Hubo que esperar cuarenta años para que el Tratado de Maastricht recuperase ambas vertientes; es decir, a que recobrase protagonismo la política sobre el mercado, para que la defensa común volviese a aparecer no sólo como reto, sino como necesidad. Sin embargo, ese segundo pilar de la Unión era tan débil que los socios europeos decidieron impulsarlo en el Tratado de Ámsterdam creando la figura del Alto Representante (AR) para asuntos exteriores y seguridad común (PESC y más adelante, su derivada la PCSD –seguridad y defensa comunes-). Rol que desempeñó, por primera vez, Javier Solana y que implicaba también ser vicepresidente de la Comisión. En 2004 se creó la Agencia europea de la defensa (AED) que, presidida por el AR, articula la coordinación y cooperación entre los gobiernos en lo referente a las capacidades defensivas. De hecho, es el responsable de articular una competitiva base industrial y tecnológica europea de defensa, a través de la integración de las industrias estatales en proyectos compartidos (por ejemplo, el avión A400-M). Algo que, desde 2017, se ve reforzado con el Fondo Europeo de Defensa: 5.500 millones de euros anuales destinados a completar las inversiones nacionales y a impulsar las capacidades de defensa europeas mediante el desarrollo de tecnología defensiva propia.

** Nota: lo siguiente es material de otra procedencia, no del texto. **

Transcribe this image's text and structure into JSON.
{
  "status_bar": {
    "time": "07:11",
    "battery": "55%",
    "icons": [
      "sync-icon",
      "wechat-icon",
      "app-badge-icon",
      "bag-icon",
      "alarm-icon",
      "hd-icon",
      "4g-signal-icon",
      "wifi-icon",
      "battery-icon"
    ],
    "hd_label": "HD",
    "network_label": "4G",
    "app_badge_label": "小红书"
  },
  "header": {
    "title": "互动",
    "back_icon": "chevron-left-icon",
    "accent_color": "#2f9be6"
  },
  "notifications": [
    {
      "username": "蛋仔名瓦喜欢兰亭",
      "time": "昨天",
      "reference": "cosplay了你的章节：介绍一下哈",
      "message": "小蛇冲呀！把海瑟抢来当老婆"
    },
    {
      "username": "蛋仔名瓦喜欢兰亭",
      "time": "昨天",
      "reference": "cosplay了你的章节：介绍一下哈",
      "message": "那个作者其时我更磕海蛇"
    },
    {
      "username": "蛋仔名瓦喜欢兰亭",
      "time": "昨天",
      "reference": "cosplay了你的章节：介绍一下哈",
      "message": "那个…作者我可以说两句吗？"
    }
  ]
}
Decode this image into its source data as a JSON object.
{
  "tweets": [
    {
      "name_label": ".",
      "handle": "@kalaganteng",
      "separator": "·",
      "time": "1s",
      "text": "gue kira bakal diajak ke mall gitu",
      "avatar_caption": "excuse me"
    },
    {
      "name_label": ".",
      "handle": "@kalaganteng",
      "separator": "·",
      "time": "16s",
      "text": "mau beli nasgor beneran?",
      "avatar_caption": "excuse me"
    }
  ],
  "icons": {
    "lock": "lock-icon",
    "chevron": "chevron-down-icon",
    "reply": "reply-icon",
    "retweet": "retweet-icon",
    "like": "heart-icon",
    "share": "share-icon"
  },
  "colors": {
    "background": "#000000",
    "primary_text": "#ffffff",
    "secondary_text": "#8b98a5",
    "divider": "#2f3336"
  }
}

Los avances son significativos, la inversión desde hace cinco años es cuantiosa, las estructuras que permitirían activarla existen, EEUU ha dejado claro que la defensa de Europa es asunto de los europeos. La necesidad comienza a ser acuciante

El tratado de Lisboa no sólo consolidó la figura del AR como responsable de la PESC, de la PCSD, del Servicio Europeo de Acción Exterior (SEAE) y de la AED; sino que la reforzó dándole entrada en el Consejo de la Unión y otorgándole la presidencia del Consejo de ministros de la Unión de asuntos exteriores. A todo ello se unen las estructuras generadas en 2016 por la AR Federica Mogherini: la revisión anual coordinada de la defensa (CARD), y una nueva estructura de cooperación permanente para aquellos Estados que quieran asumir un mayor compromiso en seguridad y defensa; la CEP.

A pesar de todo este progreso institucional, el 15 de octubre de 2021, la presidenta de la Comisión europea, Úrsula Von der Leyen, en el discurso sobre el Estado de la Unión afirmó que, en los últimos años, “hemos comenzado a desarrollar un ecosistema de defensa europeo; pero lo que necesitamos es la Unión Europea de Defensa”. Pero tenía clarísimo por qué no se alcanzaba: “Lo que nos ha frenado hasta ahora no es solo la falta de capacidad, es la falta de voluntad política”. Por su parte, el actual AR, Josep Borrell, indicó el pasado 1 de marzo que “los países europeos tienen que invertir más y mejor en Defensa (…) Una inversión de un punto o punto y medio del PIB no está a la altura de los desafíos que tiene la UE”.

Han pasado siete décadas desde que, por primera vez, los socios europeos tuvieron clara la necesidad de articular no sólo una defensa común, sino dotarla incluso de una herramienta integrada: unas Fuerzas armadas europeas. Los avances son significativos, la inversión desde hace cinco años es cuantiosa, las estructuras que permitirían activarla existen, EEUU ha dejado claro que la defensa de Europa es asunto de los europeos. La necesidad comienza a ser acuciante: Rusia ha invadido Ucrania, quién sabe si le seguirá un pogromo, aviones rusos ya merodean por el espacio aéreo sueco… Sin embargo, el peso de las soberanías estatales y la vinculación de la defensa a las mismas sigue pesando más; aunque ello sea menos eficaz y menos eficiente. ¿Por qué si Europa lleva setenta años convencida de la necesidad de un escenario de defensa común es incapaz de activarlo? ¿Qué lo impide?